When all is said and done, Sister Erin Zubal believes the Republican effort to repeal the Affordable Care Act is in conflict with the teachings of her faith.
The 34-year-old has spent the last 10 years of her life serving the poor and marginalized as a Catholic nun. Zubal belongs to the Ursuline Sisters of Cleveland in Ohio and currently works as a guidance counselor in a Catholic high school. She spoke with Refinery29 about how her job has put her in constant contact with low-income families, many who may be impacted if Obamacare is repealed and there are deep cuts to Medicaid.
That's why Zubal was one of the 7,150 nuns from all 50 states and Washington, D.C. who signed a letter urging senators to vote against the Better Care Reconciliation Act (BCRA), the original Republican healthcare bill. Since the letter circulated, Senate Republicans suggested a revised version of the BCRA and a separate bill that would repeal Obamacare without a replacement. And on Tuesday, senators voted to start debate on repealing Obamacare — even though it isn't clear yet which version will be the final one.
The nonpartisan Congressional Budget Office (CBO) has estimated that 20 million more people would become uninsured by 2026 if any of the Republican bills becomes law. In terms of Medicaid, 15 million fewer people would be enrolled in the program if Obamacare is repealed. Among those who depend on Medicaid are low-income Americans, people with disabilities, children, seniors, and pregnant women. In other words, the most vulnerable among us.
For Zubal, who preferred not to identify with any political party, this scenario is unthinkable. She believes that leaving so many people without access to healthcare is unjust.
Zubal spoke with us on Wednesday about why she opposes the repeal of the Affordable Care Act and what she wishes senators would consider now that they're debating the Republican healthcare overhaul.
What message would you give members of the Senate?
"People need access to healthcare and we have to continue to make sure that we're advocating to take care of all people in our nation. We know the stories of the people that we serve, we know the worry, we know that families are struggling.

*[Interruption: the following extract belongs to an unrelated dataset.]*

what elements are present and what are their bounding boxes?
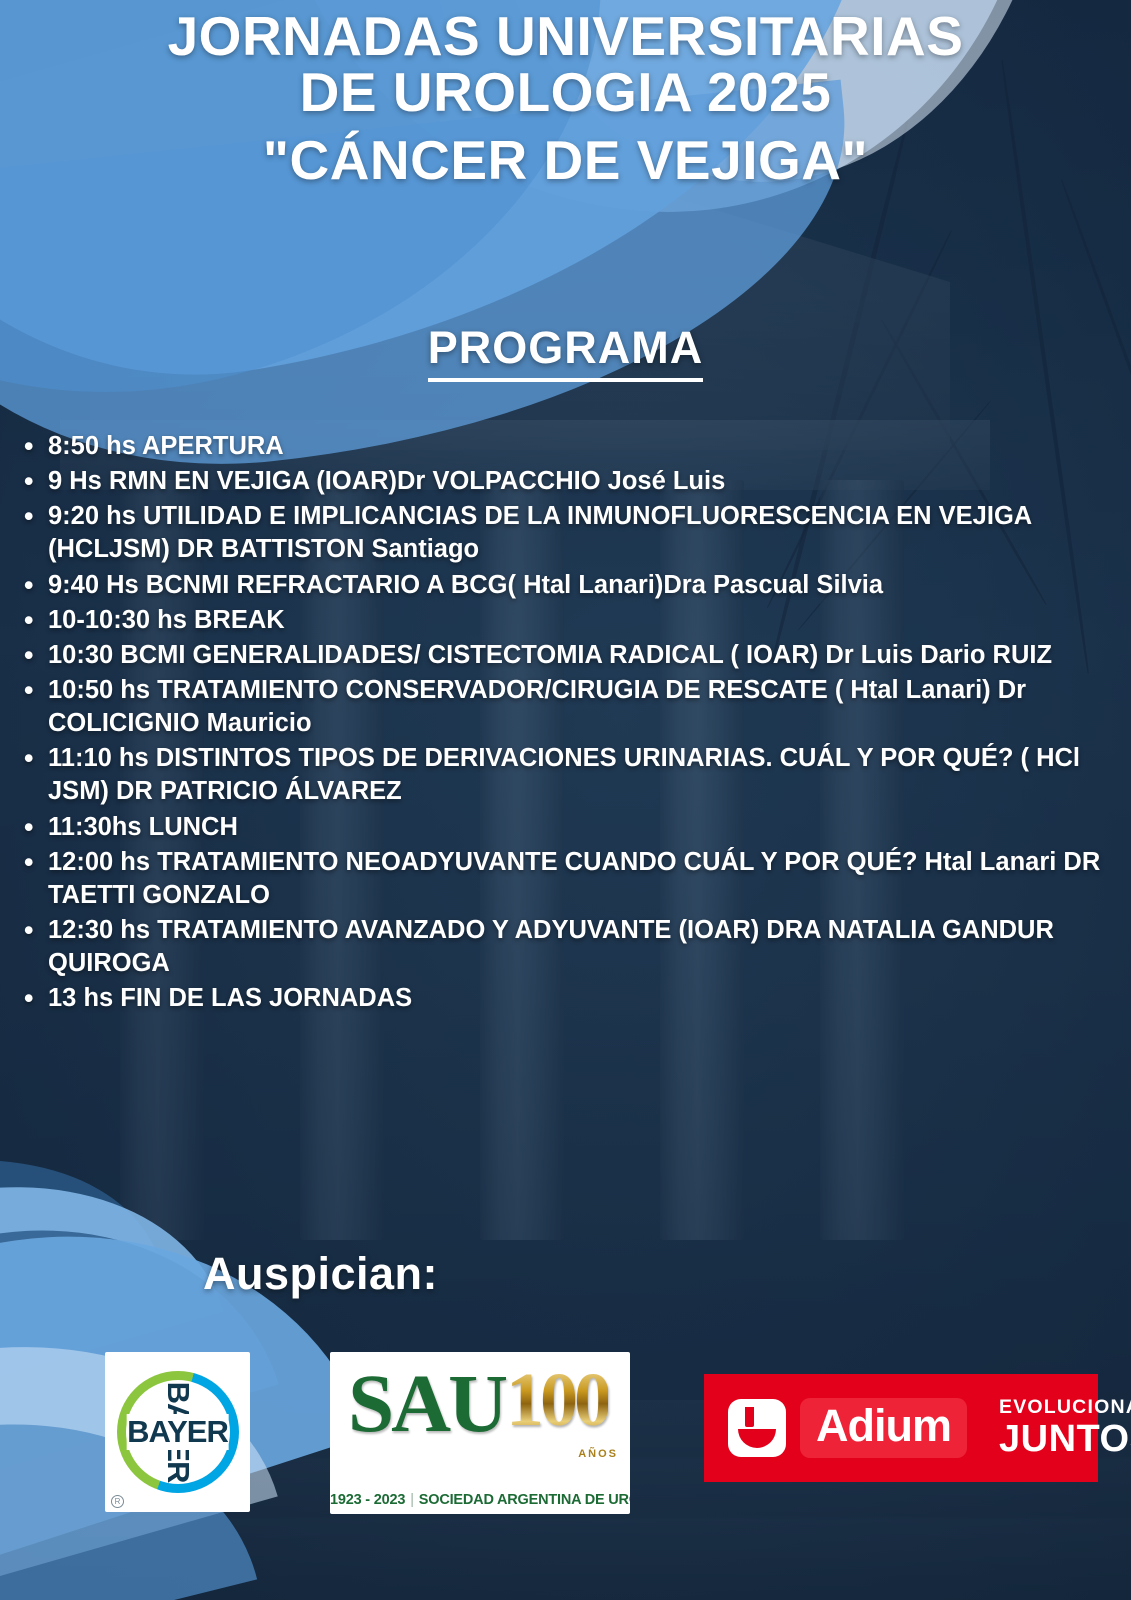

"And we know that as a nation that says it works for the general welfare of everyone, we can’t push through legislation that is in conflict to the teachings of our faith and justice, that doesn’t take into account the common good of all people."

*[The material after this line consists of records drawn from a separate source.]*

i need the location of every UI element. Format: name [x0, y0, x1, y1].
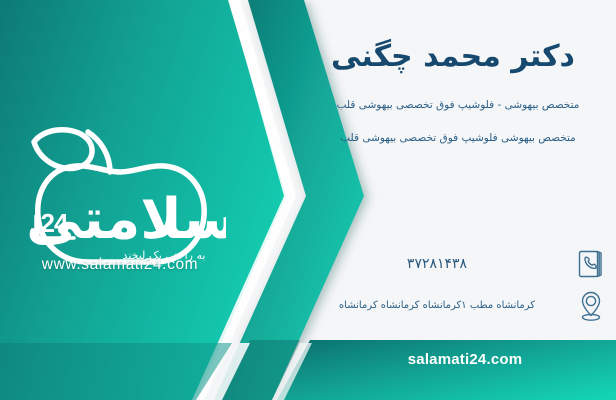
- phone-number: ۳۷۲۸۱۴۳۸: [308, 256, 566, 272]
- phonebook-icon: [574, 247, 608, 281]
- doctor-name: دکتر محمد چگنی: [308, 38, 598, 76]
- svg-text:24: 24: [41, 208, 69, 238]
- business-card: سلامتی 24 به راحتی یک لبخند www.salamati…: [0, 0, 616, 400]
- doctor-specialty-line-2: متخصص بیهوشی فلوشیپ فوق تخصصی بیهوشی قلب: [308, 131, 608, 147]
- brand-logo: سلامتی 24 به راحتی یک لبخند www.salamati…: [14, 120, 226, 290]
- contact-row-phone[interactable]: ۳۷۲۸۱۴۳۸: [308, 247, 608, 281]
- logo-website-url: www.salamati24.com: [14, 256, 226, 274]
- card-details-pane: دکتر محمد چگنی متخصص بیهوشی - فلوشیپ فوق…: [300, 0, 616, 400]
- footer-website-url[interactable]: salamati24.com: [330, 351, 600, 368]
- doctor-specialty-line-1: متخصص بیهوشی - فلوشیپ فوق تخصصی بیهوشی ق…: [308, 98, 608, 114]
- contact-row-address[interactable]: کرمانشاه مطب ۱کرمانشاه کرمانشاه کرمانشاه: [308, 288, 608, 324]
- address-text: کرمانشاه مطب ۱کرمانشاه کرمانشاه کرمانشاه: [308, 299, 566, 313]
- salamati24-apple-logo: سلامتی 24 به راحتی یک لبخند: [14, 120, 226, 270]
- location-pin-icon: [574, 289, 608, 323]
- footer-bar-left: [0, 343, 232, 400]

What's been your experience with the healthcare system and Obamacare specifically?
"I've spent a lot of time with families of those who I serve in our school, and a lot of times families come to me and they're having to make the choice between paying the electricity and getting healthcare.
"For me, it's about making sure that all the needs of my kids are met — and healthcare is a very large one, especially when they're trying to decide how to spend the little money that they have. And they want to be taken care of, but they also want to have their electricity on at night."
What kinds of difficulties with the U.S. healthcare system have the families you work with told you about?
"A lot of the difficulty comes particularly [from] paying for medication. We know that the cost of prescriptions can be expensive depending on what you need, and then if you need them long-term, that's a recurring cost every month. I have a lot of families that are supposed to take 50mg or 25mg of a pill every day, but they decide to cut it in half to make it last longer, so they don't have to get their refill again as quickly.
“Paying for a car, or making sure you get bus tickets every month to get to and from work and to get your kids to and from school — it all adds up. When you're working day in and day out on [two jobs], even though you're working really hard, it's not enough to make everything meet every month."
What was your motivation behind signing the Senate letter?
"We just want to make sure that our brothers and sisters are getting access to healthcare and what they need to live dignified lives. Because we know that if you're sick, you can't go to work. If you can't go to work, you can't pay your bills. And if you can't pay your bills, the cycle of poverty just continues, and continues, and continues.
"As women of faith, we know what the gospel calls out to. And that's what we try to live every day. That we speak on behalf of those who might not be able to and we continue to advocate for what is right and just for everyone."
What do you think about yesterday's healthcare vote and the current debate?
"It often feels like there's a lack of transparency with the constituents about what are we really talking about here.
"They're voting while I'm sleeping. You wake up to the news and there's been a few votes through the night. We just want to make sure that people continue to be insured, we don't want the number of uninsured Americans to continue to rise."
This interview has been edited and condensed for clarity.